Chegado a Ílhavo na terça-feira pretérita, era nosso dever ouvi-lo sobre o sinistro que causou a perda do barco do seu comando que em 11 de maio havia deixado o porto de Lisboa, impelido pela leve brisa que no tope dos seus mastros cantava a canção dolente que aprendera ao roçar no dorso das vagas – brisa cantante e benéfica a cujo sopro adormecem os nautas portugueses, os nautas da nossa terra, cheiinhos de sonhos e de saudades, sonhos que são uma vida, saudades que são consolo para as suas almas de lutadores nevróticos.

À sua casinha da rua Direita nos dirigimos, pois, na manhã escaldante de 5ª feira.

E, em frente do arrojado marinheiro, de rosto tisnado e magrizela, ali nos dispusemos à entrevista, rápida, instantânea:

– Em que dia haviam chegado ao Banco?

– No dia 12 de Junho.

– Tinham, portanto…

– Já tínhamos perto de 500 quintais a bordo.

– E porque levantaram ferro?

– Porque o peixe falhou.

– A que atribui o sinistro?

– A névoa cerrada que apareceu cerca das dezanove horas e a um desvio de agulha, duas coisas frequentíssimas naquelas paragens.

– Houve falta de precauções?

– Não senhor; flutuávamos de acordo com as exigências de flutuação em tais casos.

– Queira contar-nos o que foi esse momento tremendo?

– Devia ser uma hora da madrugada quando fomos surpreendidos pelos gritos das vigias, anunciando terra na proa. Sentindo o perigo iminente, imediatamente mandei arribar. O barco rodou, mas a popa bateu no rochedo. Mandei largar ferro. O navio estava encalhado de popa à proa, rebentando grandes mares no convés.

– Havia possibilidades de salvar o navio?

– Não. Só havia a possibilidade de salvar a tripulação, que ali estava toda em riscos de perder a vida. Por isso, mandei proceder ao imediato desembarque.

– Que se fez…?

– Com grandes sacrifícios e enormes dificuldades.

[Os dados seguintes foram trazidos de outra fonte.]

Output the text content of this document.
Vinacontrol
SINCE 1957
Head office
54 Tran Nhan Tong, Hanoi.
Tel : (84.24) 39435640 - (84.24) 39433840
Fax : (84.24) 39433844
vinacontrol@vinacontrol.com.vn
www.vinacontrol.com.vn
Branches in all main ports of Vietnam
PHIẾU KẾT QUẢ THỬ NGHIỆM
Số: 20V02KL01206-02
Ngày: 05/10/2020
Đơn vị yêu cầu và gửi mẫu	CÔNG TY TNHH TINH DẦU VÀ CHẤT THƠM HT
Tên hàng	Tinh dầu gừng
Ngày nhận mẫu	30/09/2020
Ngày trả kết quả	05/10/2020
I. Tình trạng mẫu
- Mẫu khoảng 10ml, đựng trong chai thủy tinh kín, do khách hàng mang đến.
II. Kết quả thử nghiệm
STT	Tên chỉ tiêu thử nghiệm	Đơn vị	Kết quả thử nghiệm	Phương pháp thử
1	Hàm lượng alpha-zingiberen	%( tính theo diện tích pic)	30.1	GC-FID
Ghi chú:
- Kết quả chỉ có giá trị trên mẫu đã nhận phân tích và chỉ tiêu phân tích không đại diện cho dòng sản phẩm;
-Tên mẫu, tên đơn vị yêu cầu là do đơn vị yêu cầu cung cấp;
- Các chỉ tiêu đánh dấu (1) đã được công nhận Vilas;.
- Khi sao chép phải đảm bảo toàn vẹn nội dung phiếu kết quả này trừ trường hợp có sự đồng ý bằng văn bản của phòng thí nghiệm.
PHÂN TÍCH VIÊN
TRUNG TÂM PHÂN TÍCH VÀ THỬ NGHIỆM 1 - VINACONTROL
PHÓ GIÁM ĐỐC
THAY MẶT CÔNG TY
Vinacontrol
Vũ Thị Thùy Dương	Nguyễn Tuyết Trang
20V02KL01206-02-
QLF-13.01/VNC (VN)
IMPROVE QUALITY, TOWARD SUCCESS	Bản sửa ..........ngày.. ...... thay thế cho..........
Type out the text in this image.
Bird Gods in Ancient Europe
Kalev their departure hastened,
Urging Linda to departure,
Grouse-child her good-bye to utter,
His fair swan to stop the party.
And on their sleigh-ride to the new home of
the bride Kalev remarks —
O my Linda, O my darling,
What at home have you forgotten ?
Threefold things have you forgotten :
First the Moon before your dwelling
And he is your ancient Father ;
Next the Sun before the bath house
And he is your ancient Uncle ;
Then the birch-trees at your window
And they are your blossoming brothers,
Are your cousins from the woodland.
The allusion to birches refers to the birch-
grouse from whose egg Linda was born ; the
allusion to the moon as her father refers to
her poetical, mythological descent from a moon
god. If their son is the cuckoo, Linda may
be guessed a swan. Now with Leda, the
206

Foram arriados doze dóris, em que se recolheram todos os tripulantes, tendo eu deixado o navio somente depois de verificar que mais ninguém estava a bordo.

– Houve salvados?

– Quando saltei para o meu dóri, levava comigo todos os livros e documentos de bordo, incluindo dois diários do piloto, mas o meu dóri foi ao fundo, sendo eu salvo nessa ocasião, por outro dóri que veio em meu auxílio, perdendo-se os livros e os documentos.

– Depois…

– Às três horas da manhã, como visse que já nada se podia fazer, para salvamento do navio, mandei remar para terra, em busca de local para desembarque

– Que foi…?

– Perto de uma povoação chamada Saint Shotts.

– Não voltaram ao navio?

– Voltámos por um cabo de vaivém que se estabeleceu de terra para o barco.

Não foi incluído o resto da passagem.